Icarus 12 falls through the atmosphere, diving for gravitation's pull. And then fighting against it with half-hearted thrusters to keep from becoming ash in the barren red desert. It kicks up rusted dust as three robotic legs sprout from its trunk and plant themselves firmly on the ground, kicking up large clouds of rusted dust. The door slides open, a ladder drops out, and soon the first man in history steps foot on the surface of the red planet. The first man on mars, an astronaut known as Dennis Wyle, smiles out from his visor and calls out a celebratory holler.
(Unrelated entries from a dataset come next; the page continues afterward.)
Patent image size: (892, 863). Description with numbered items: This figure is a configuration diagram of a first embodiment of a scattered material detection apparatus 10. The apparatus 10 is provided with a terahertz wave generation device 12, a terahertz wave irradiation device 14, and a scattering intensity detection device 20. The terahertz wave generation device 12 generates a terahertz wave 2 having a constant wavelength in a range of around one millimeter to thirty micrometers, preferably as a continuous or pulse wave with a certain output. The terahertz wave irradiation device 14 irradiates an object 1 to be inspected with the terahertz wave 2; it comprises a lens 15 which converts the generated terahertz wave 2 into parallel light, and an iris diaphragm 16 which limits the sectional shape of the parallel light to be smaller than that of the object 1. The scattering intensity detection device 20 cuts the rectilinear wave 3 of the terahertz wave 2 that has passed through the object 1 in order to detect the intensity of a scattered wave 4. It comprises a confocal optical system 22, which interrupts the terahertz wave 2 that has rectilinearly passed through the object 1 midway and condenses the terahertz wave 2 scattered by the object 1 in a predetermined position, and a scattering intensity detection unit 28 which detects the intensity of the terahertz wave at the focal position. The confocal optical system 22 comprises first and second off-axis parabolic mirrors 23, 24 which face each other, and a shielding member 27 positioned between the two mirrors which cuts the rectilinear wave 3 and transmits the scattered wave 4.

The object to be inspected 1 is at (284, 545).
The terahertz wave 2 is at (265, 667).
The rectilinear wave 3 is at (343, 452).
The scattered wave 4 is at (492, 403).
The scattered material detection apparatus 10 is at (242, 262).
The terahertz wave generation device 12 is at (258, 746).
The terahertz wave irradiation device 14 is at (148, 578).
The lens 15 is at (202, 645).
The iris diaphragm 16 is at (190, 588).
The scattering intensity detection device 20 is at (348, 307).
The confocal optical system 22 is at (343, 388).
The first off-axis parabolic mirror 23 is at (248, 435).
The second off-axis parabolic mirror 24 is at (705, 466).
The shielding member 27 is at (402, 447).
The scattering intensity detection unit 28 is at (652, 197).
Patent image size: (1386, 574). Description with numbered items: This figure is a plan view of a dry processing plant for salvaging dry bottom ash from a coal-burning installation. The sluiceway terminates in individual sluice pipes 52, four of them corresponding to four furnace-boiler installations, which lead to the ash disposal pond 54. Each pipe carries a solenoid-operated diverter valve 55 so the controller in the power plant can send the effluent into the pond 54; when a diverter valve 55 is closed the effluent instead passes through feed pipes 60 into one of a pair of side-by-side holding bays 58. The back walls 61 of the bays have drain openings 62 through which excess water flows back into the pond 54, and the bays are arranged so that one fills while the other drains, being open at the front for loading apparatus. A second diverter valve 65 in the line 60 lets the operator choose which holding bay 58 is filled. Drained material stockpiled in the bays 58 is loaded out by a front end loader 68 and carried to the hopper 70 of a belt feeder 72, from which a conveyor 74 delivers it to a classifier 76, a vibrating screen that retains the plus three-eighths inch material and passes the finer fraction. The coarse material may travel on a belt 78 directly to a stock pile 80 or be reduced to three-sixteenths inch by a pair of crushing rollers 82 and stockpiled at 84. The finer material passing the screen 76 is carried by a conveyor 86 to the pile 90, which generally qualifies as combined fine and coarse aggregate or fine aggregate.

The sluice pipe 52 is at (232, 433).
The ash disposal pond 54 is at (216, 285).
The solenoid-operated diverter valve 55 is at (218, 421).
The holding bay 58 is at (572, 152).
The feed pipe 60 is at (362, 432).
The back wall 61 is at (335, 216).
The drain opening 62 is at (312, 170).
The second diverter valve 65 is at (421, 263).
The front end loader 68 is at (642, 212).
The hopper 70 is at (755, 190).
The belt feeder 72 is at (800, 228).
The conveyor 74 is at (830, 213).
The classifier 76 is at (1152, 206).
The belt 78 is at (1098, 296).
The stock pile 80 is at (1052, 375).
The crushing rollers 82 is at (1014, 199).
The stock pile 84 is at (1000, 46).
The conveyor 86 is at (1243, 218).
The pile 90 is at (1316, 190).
Decades of calculations, corporate favors, and then recalculations had finally paid off. In just a few hours the people of Earth would receive the footage, and just as then there would be great joy.
Something glimmered from within the shadows of a nearby ledge. It sparkled like sea glass on a sunny day. Consumed with curiosity, Wyle ignores the warnings of his fellow astronauts and bounds toward the glinting light. He stops short at the edge of the shadows, as to him they have receded and shown him their veiled secret.
Metal scraps and wire lay scattered about the Martian surface like junk torn from an old car. Billions of sparkling shards sleep on the planet. Curled around the center of the wreckage, reaching like a famished beast before water, is a body. The dried, shriveled remains of one. Its fingers poke through the charred glove, barely grazing the edge of a white pole. A pole that proudly boasted the red and blue flag of Russia upon its neck.